Heat Shock Protein 90 (Hsp90) is an essential molecular chaperone that makes up 1-2% of all cytosolic proteins under normal conditions and increases to 4-6% under stress. Unlike other members of the chaperone family, Hsp90 interacts in the later stages of protein folding promoting subtle rearrangements and client protein activation. Although no substrates have been confirmed to date for the bacterial homolog, the eukaryotic homologs have been shown to interact with a wide variety of proteins including kinases, steroid hormone receptors, nitric oxide synthase, and telomerase. Given the critical nature of the proteins listed, Hsp90 has been the focus of several cancer studies and become an attractive target for therapeutics.

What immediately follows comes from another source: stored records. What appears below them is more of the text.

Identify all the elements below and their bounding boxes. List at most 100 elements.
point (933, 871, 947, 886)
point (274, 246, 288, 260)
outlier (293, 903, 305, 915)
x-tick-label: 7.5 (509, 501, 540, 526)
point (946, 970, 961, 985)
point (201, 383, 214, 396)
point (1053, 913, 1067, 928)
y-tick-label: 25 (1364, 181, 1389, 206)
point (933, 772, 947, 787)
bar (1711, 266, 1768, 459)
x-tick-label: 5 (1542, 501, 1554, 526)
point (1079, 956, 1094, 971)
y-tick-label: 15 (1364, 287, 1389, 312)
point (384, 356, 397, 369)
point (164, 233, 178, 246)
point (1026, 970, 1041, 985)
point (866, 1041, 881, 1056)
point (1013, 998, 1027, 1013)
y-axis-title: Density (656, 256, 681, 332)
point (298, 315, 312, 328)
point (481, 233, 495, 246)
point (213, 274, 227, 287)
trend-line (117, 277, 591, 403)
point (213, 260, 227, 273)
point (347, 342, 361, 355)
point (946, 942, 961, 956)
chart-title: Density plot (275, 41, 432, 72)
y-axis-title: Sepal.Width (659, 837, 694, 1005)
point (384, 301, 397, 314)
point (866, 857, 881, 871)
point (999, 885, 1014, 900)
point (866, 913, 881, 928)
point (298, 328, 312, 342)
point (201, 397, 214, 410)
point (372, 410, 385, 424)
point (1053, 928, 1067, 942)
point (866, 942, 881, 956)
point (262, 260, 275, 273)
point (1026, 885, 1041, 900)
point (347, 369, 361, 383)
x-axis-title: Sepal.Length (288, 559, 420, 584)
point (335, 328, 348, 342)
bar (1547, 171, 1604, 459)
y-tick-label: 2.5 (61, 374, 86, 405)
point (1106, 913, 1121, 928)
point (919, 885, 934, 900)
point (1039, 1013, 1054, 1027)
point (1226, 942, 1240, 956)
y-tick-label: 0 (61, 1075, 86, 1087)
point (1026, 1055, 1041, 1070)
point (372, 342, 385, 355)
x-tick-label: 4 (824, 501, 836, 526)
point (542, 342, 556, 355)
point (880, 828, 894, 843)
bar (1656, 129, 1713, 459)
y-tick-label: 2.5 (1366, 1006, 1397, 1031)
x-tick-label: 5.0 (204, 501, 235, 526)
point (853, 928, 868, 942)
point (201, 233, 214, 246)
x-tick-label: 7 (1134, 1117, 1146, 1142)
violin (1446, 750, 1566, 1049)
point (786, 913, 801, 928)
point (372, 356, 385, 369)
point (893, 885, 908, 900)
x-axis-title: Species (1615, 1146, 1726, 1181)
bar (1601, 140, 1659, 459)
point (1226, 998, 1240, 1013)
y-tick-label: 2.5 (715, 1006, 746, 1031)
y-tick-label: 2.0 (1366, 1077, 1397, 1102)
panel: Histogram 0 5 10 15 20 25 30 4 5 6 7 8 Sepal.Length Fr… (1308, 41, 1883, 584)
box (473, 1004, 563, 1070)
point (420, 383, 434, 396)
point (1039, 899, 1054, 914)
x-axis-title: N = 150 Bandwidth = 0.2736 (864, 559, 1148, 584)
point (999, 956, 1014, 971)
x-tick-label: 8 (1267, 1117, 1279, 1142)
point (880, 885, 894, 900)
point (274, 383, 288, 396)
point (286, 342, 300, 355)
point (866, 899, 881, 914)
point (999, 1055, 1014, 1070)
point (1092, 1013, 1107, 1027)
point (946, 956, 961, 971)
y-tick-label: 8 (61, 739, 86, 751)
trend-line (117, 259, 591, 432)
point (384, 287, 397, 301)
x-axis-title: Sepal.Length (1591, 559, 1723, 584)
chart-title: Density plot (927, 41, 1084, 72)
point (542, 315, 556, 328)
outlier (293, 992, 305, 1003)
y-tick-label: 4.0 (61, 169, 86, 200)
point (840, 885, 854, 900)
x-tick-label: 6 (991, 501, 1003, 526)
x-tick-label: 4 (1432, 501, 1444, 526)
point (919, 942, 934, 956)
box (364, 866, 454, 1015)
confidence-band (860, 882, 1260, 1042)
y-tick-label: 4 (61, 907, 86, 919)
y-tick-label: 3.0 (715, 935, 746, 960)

Crystal structures of the bacterial and yeast Hsp90 homologs provided the first major insight into the role of nucleotide and the dramatic conformational changes that Hsp90 undergoes during its nucleotide cycle. Electron microscopy and SAXS studies further examined these conformational changes and revealed that unlike other chaperones, Hsp90 does not undergo discrete nucleotide driven conformational changes but rather displays a dynamic conformational equilibrium of multiple states that is then shifted towards one state or another by nucleotide. Using ATP hydrolysis and mutational analysis I investigated the interplay between ATP binding and hydrolysis on the closed conformation of Hsp90. Residues of both monomers were shown to participate in a cross-monomer hydrophobic interaction network that synergistically stabilizes a hydrolysis competent conformation providing the first explanation for structural cooperativity and the importance of dimer formation. While investigating these interactions I was also able to clarify the role of the Middle Domain arginine by showing that it is directly involved in stabilizing the closed state of Hsp90 and not involved in the catalysis of ATP as previously thought. All of these studies were built upon the successes of solving crystal structures of Hsp90 homologs in the apo and nucleotide bound states. A large portion of my work was also focused on utilizing other homologs, nucleotide analogs, small molecules, co-chaperones and substrates to attempt to crystallize a novel conformation of Hsp90 that might reveal new insights into its chaperoning mechanism.